A Passion for Pleasure(34)



The words crumbled beneath the weight of sorrow. Sebastian pulled her into his arms, breathing in the sweet smell of her hair.

“The days following were horrible,” Clara continued. “The grief tore us apart. My mother refused to leave her room. I developed a terrible pain in my ear and a ringing noise that wouldn’t cease. I didn’t tell anyone. I…I wanted to hide. I knew they all blamed me for William’s death. By the time the inflammation was treated with poultices and tinctures, my hearing was already damaged.”

Sebastian touched the delicate shell of her ear. He brushed his lips across her temple, across the soft strands of hair that had escaped their pins, and to the black birthmark at the corner of her eyebrow. Then lower, down to her cheekbone, before descending to capture her mouth.

Clara murmured his name and turned her head to meet him in a kiss that quivered with suppressed longing. He covered her lips, heat blooming in his blood as she opened for him without hesitation. He probed the warmth of her mouth, slid his tongue across her teeth. His damaged hand stiffened against her hip as her body curved against his.

He wanted to crush her to him, to pull her clothes off so he could touch the bare smoothness of her skin. Urgency pulsed through him like a heartbeat as Clara’s hands came up to cup his cheeks, angling his head to deepen their kiss.

A vibrant energy crackled from her into him, searing him with pleasure and something remarkably akin to happiness.

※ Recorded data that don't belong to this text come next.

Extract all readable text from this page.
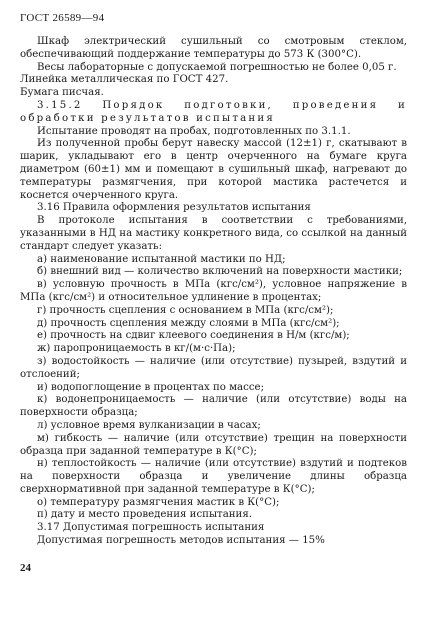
ГОСТ 26589—94

Шкаф электрический сушильный со смотровым стеклом, обеспечивающий поддержание температуры до 573 К (300°С).

Весы лабораторные с допускаемой погрешностью не более 0,05 г.

Линейка металлическая по ГОСТ 427.

Бумага писчая.

3.15.2 Порядок подготовки, проведения и обработки результатов испытания

Испытание проводят на пробах, подготовленных по 3.1.1.

Из полученной пробы берут навеску массой (12±1) г, скатывают в шарик, укладывают его в центр очерченного на бумаге круга диаметром (60±1) мм и помещают в сушильный шкаф, нагревают до температуры размягчения, при которой мастика растечется и коснется очерченного круга.

3.16 Правила оформления результатов испытания

В протоколе испытания в соответствии с требованиями, указанными в НД на мастику конкретного вида, со ссылкой на данный стандарт следует указать:

а) наименование испытанной мастики по НД;

б) внешний вид — количество включений на поверхности мастики;

в) условную прочность в МПа (кгс/см²), условное напряжение в МПа (кгс/см²) и относительное удлинение в процентах;

г) прочность сцепления с основанием в МПа (кгс/см²);

д) прочность сцепления между слоями в МПа (кгс/см²);

е) прочность на сдвиг клеевого соединения в Н/м (кгс/м);

ж) паропроницаемость в кг/(м·с·Па);

з) водостойкость — наличие (или отсутствие) пузырей, вздутий и отслоений;

и) водопоглощение в процентах по массе;

к) водонепроницаемость — наличие (или отсутствие) воды на поверхности образца;

л) условное время вулканизации в часах;

м) гибкость — наличие (или отсутствие) трещин на поверхности образца при заданной температуре в К(°С);

н) теплостойкость — наличие (или отсутствие) вздутий и подтеков на поверхности образца и увеличение длины образца сверхнормативной при заданной температуре в К(°С);

о) температуру размягчения мастик в К(°С);

п) дату и место проведения испытания.

3.17 Допустимая погрешность испытания

Допустимая погрешность методов испытания — 15%

24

Like cool, fresh water she poured into his desiccated soul and brought him to flourishing life again.

With her, he almost felt as if he could be himself again. As if he could reclaim everything that was pleasant and joyous of his former life.

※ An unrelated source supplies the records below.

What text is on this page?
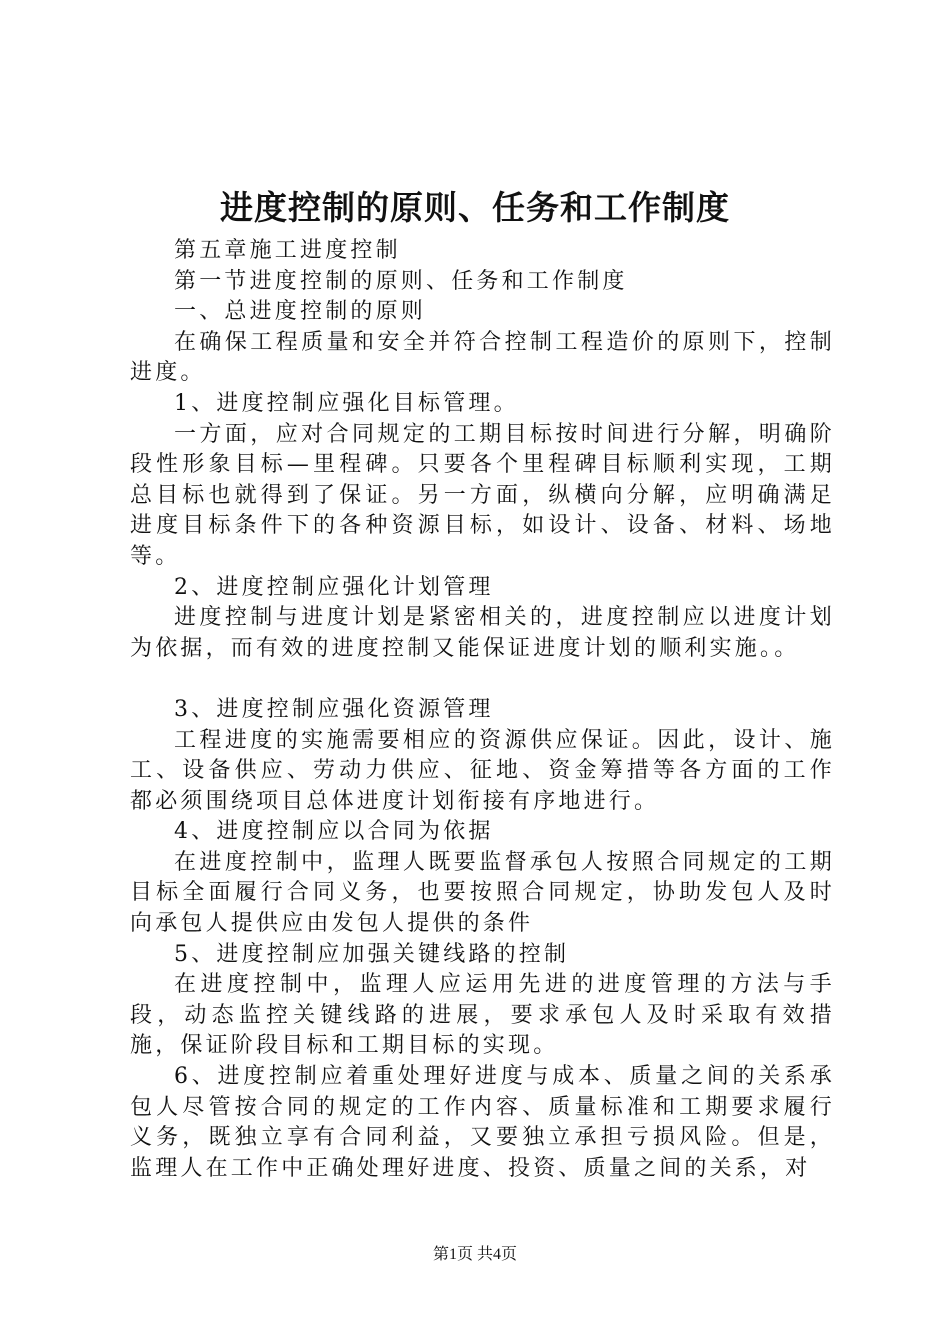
进度控制的原则、任务和工作制度

第五章施工进度控制

第一节进度控制的原则、任务和工作制度

一、总进度控制的原则

在确保工程质量和安全并符合控制工程造价的原则下，控制进度。

1、进度控制应强化目标管理。

一方面，应对合同规定的工期目标按时间进行分解，明确阶段性形象目标—里程碑。只要各个里程碑目标顺利实现，工期总目标也就得到了保证。另一方面，纵横向分解，应明确满足进度目标条件下的各种资源目标，如设计、设备、材料、场地等。

2、进度控制应强化计划管理

进度控制与进度计划是紧密相关的，进度控制应以进度计划为依据，而有效的进度控制又能保证进度计划的顺利实施。。

3、进度控制应强化资源管理

工程进度的实施需要相应的资源供应保证。因此，设计、施工、设备供应、劳动力供应、征地、资金筹措等各方面的工作都必须围绕项目总体进度计划衔接有序地进行。

4、进度控制应以合同为依据

在进度控制中，监理人既要监督承包人按照合同规定的工期目标全面履行合同义务，也要按照合同规定，协助发包人及时向承包人提供应由发包人提供的条件

5、进度控制应加强关键线路的控制

在进度控制中，监理人应运用先进的进度管理的方法与手段，动态监控关键线路的进展，要求承包人及时采取有效措施，保证阶段目标和工期目标的实现。

6、进度控制应着重处理好进度与成本、质量之间的关系承包人尽管按合同的规定的工作内容、质量标准和工期要求履行义务，既独立享有合同利益，又要独立承担亏损风险。但是，监理人在工作中正确处理好进度、投资、质量之间的关系，对

第1页 共4页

Clara moved her lips to his jaw and gave a husky laugh, her breath fanning against his skin. “You never imagined this would happen, did you?”

“Did you?” Sebastian flexed his fingers against her waist.

“Oh, yes.” She parted from him, her hands sliding down to his neck. Warm amusement creased her eyes, bright above her flushed cheeks. “When we were in Dorset. When I watched you weave your music while surrounded by beautiful, admiring women….Oh, I imagined it. I hoped for it.…I wanted you to look at me, dance with me, speak with me.”

Sebastian lifted his good hand to her face and rubbed his thumb across her full lower lip. When he first encountered her in the Hanover Square ballroom, he thought he didn’t remember her.

He had been wrong.

Her revelations brought an image to the surface, like the burn of a constellation in a night sky. She’d been a quiet, pleasant, young woman who hovered on the periphery of the crowds, circling the ballrooms and parlors. A sparrow, yes, but one whose plumage shone with colors of rich brown, ocher, snow-white.

He turned toward a birdcage automaton resting on a workbench and found the key at the base. With a few twists, he wound the machine and released it. A metallic but pleasant tune drifted from the mechanism.

Sebastian lifted Clara’s right hand and placed it in his. Nerves tightened in his chest, but he curled his fingers around hers and willed his hand not to falter. Then he slipped his other hand around Clara’s waist and pulled her closer.

“May I have this dance?” he asked.

Clara smiled, her eyes sparking with colors as she put her hand on his shoulder. “I’d be delighted.”

Sebastian guided her into a slow waltz. Although they were hampered by the scattered tables, she followed his lead with ease, matching her steps to his in time to the thin music and the chatter of the automated birds.

Sebastian turned, drawing her to him. His apprehension faded into the pleasure of the simultaneous movement, the ease of letting the music be his guide, the sheer enjoyment of holding Clara in his arms.

“You’re a wonderful dancer.” She looked up at him. “I remember that too.”

“I haven’t danced in months.”

“I haven’t either,” Clara admitted. “Not in the last year.”

Her eyes skimmed across his face, down to his mouth and lower to his neck. Sebastian’s blood warmed at the caress of her gaze. The automaton music wound down, the final strains filtering into the dusky air. He drew Clara to a slow halt. She remained within the circle of his arms, her hand still clasping his. For the first time in months, Sebastian realized he had forgotten about his disability.

An emotion tugged at him that he didn’t recognize, something rich and saturated with all the colors of the rainbow. His breathing shortened.

He stared at Clara’s lovely eyes. Eyes of a witch. Surely they had beguiled him into considering her proposal, for he could have conceived a dozen other ways of obtaining the cipher machine plans. Yet when she had laid out the terms, he knew it was the quickest way to obtain her assistance, to appease his father, to settle with Darius.